REFORME - Les paysans pourront désormais sous-louer les terres dont ils ont l'usage...
Annoncée en grande pompe début octobre par Hu Jintao, la réforme du droit foncier rural a enfin pris corps dimanche, une semaine après la fin du plénum du 17ème Comité central qui avait échoué à produire un communiqué final. En successeur de Deng Xiaoping, qui avait libéré l’exploitation familiale en 1978, Hu a dû surmonter l’opposition de cadres provinciaux, principaux bénéficiaires d’un système générateur d’expropriations discrétionnaires (25.231 au 1er semestre 2008).
Que va changer concrètement cette réforme? Alors que les 750 millions de paysans chinois disposaient jusqu’à présent d’un droit d’usage de 30 ans sur des terres propriété de l’Etat, la réforme les autorise désormais à sous-louer ces terres, céder leur droit d’exploitation à un voisin ou à l’utiliser pour obtenir des prêts bancaires.
Dynamiser les campagnes
Une semi privatisation en quelque sorte, la terre restant propriété sacro sainte de l’Etat. Pour garantir la sécurité alimentaire, ils ne pourront pas non plus revendre des terres arables à des promoteurs immobiliers.
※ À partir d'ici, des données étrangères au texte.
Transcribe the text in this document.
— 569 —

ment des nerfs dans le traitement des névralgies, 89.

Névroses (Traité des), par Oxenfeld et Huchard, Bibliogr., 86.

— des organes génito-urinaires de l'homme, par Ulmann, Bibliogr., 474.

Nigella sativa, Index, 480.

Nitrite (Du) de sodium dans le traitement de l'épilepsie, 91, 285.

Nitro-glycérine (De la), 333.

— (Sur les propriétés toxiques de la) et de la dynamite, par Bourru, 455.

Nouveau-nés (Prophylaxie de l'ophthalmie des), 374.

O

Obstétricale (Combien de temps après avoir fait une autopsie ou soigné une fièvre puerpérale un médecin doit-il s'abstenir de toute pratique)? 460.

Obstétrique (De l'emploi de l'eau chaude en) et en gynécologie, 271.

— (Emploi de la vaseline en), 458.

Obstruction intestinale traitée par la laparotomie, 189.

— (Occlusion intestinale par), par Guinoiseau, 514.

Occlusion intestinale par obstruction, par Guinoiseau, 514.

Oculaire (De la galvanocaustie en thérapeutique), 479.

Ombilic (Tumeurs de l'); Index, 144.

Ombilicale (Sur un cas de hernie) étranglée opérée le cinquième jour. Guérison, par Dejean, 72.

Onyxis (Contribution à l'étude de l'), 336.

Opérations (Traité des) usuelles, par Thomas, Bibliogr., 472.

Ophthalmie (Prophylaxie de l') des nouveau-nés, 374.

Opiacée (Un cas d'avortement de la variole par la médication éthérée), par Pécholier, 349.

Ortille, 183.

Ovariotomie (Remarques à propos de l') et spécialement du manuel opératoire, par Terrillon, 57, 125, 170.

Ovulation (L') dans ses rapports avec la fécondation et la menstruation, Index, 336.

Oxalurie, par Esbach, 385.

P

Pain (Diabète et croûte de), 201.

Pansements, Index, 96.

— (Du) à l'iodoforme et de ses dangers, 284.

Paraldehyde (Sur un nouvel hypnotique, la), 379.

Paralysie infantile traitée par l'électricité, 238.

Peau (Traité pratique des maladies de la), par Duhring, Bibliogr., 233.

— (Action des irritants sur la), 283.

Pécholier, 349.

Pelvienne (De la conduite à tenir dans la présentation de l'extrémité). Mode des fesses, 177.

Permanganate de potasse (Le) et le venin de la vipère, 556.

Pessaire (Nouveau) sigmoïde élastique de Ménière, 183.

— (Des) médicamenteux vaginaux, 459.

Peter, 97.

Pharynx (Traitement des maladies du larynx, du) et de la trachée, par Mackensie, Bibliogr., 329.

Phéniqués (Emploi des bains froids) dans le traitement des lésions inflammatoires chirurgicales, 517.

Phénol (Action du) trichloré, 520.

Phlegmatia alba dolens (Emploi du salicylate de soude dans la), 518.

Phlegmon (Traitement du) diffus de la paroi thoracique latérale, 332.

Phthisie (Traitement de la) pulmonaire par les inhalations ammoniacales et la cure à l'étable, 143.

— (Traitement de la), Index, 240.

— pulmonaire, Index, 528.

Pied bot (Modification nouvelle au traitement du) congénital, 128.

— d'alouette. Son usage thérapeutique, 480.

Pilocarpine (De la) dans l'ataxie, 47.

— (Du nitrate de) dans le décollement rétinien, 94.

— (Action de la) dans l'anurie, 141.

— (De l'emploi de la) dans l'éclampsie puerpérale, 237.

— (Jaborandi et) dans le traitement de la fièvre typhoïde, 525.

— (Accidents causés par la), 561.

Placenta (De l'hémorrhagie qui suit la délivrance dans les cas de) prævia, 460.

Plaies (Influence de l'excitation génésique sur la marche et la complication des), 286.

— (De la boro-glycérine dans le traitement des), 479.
Les transferts se feront par l’intermédiaire d’une «bourse de transferts des droits fonciers», dont la 1ère, mise sur pied le 13 octobre, a suscité d’emblée l’enthousiasme de la population, avide d’expérimenter une nouvelle liberté.
Objectif affiché: rassurer le paysan contre la rapacité des cadres locaux en lui offrant une meilleure visibilité sur l’avenir, seule manière d’encourager les initiatives (organisation en coopératives, achat de matériel agricole…). «La réforme pourrait conduire à la concentration des terres agricoles, aujourd’hui trop parcellisées (environ 0,5ha)», analyse André Villalonga, ingénieur du génie rural rattaché à l’ambassade de France en Chine.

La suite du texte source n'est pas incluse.